In light of those numbers, it strikes me that the issue isn't Gardenhire crossing his fingers and trying to squeeze another inning out of the right-hander. The issue is that Pelfrey is on the big-league roster to begin with.
When the veteran returned to the mound back on April 4th, just 11 months removed from Tommy John surgery, I marveled at the accomplishment, even if he didn't look very good. It was a great story. It still is a great story; after rocketing through his recovery, Pelfrey has taken the mound every five days, battling and throwing strikes. He claims to feel fine and his velocity is back close to where it was prior to surgery. Those are real positives.
But those positives don't mask the fact that Pelfrey clearly does not have what it takes to consistently retire major-league hitters right now. He can't throw past anybody and opponents are putting the ball in the air against him more at an unprecedented rate. Many of his outs are hard-hit liners. Parker pointed out last week the numerous issues present in the righty's game.

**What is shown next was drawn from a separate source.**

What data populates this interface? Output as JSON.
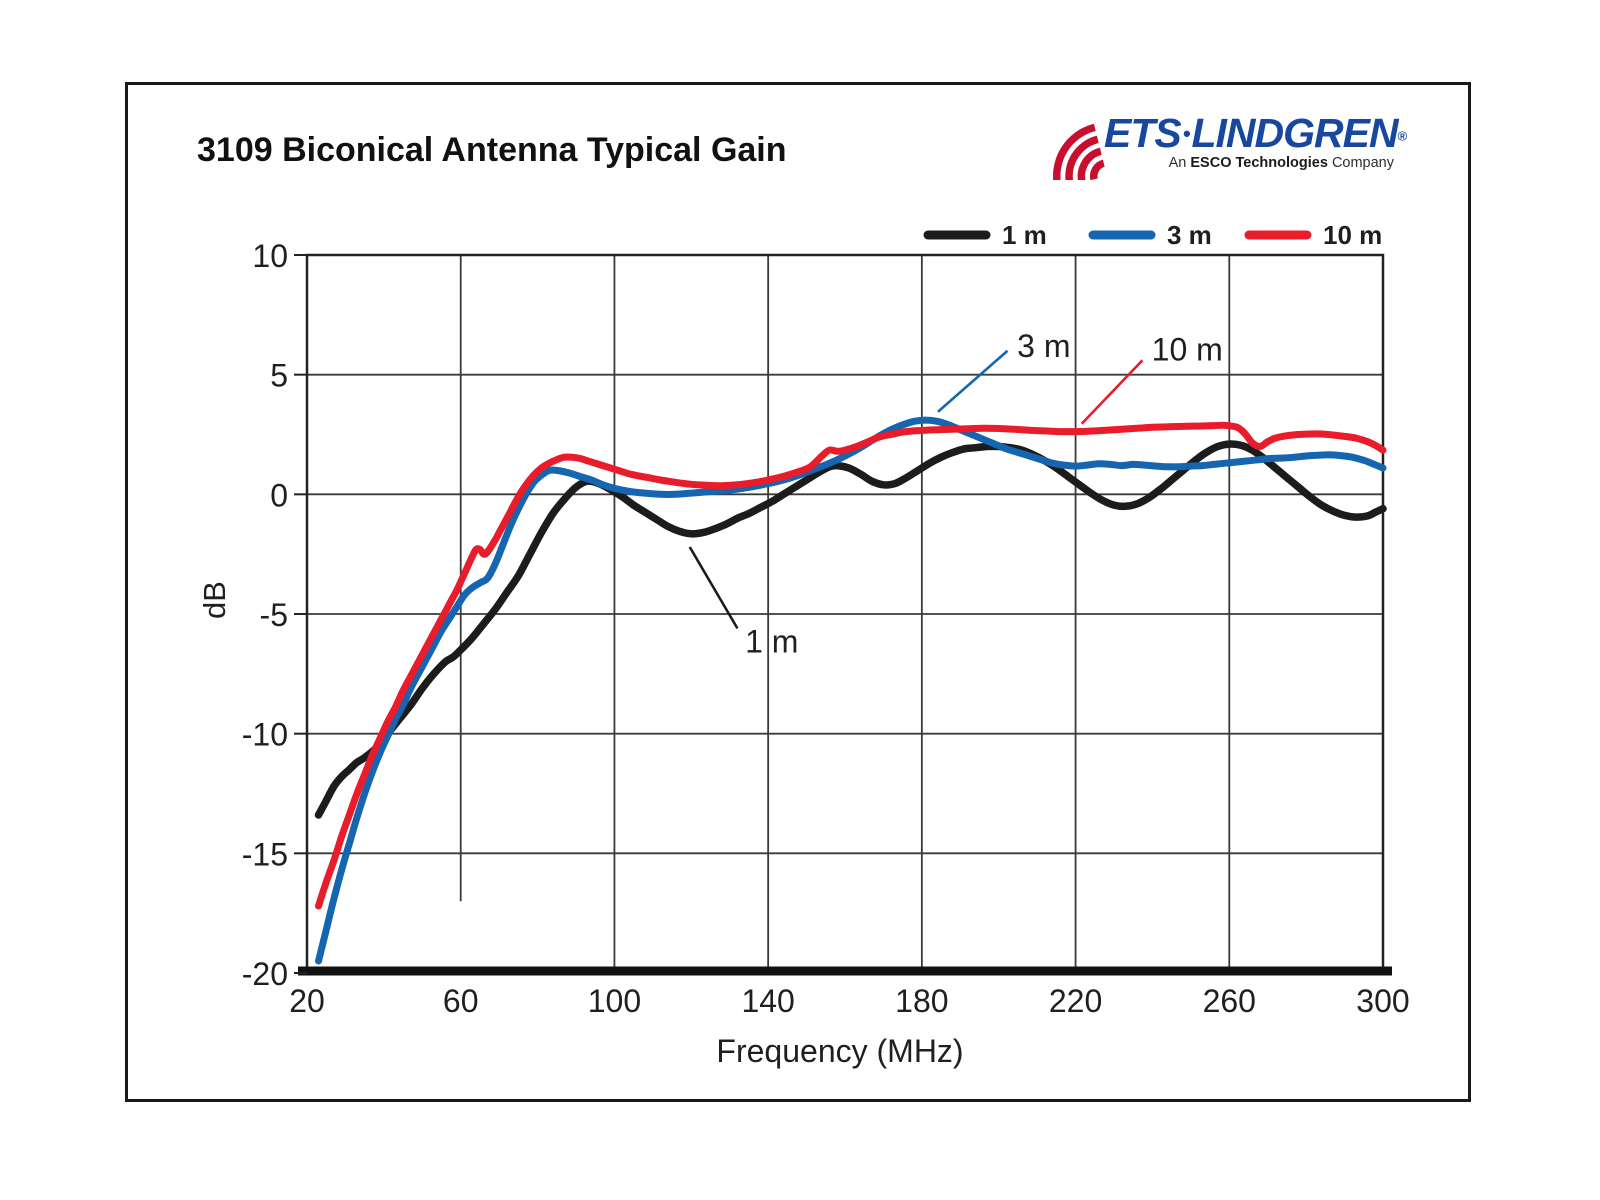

Surely the Twins are aware of these issues, and they can't be thrilled with the signs of progression on Monday night even if Pelfrey managed to dance through five innings before falling apart. I have faith that Pelf will improve and sharpen up the lacking aspects of his game over time as he moves further away from the surgery (which took place one year ago today, officially), but letting that process play out in the majors, where it's costing the team games, is not acceptable.
With Liam Hendriks and Kyle Gibson waiting for a chance in Triple-A while Samuel Deduno inches closer to returning from a groin injury, the Twins have options available that make a lot more sense at the moment, whether the goal is to win now or cultivate for the future.
A demotion to Triple-A until Pelfrey proves ready is a seemingly obvious baseball decision. The fact that he's a good story (and, by all accounts, a good guy) shouldn't cloud that.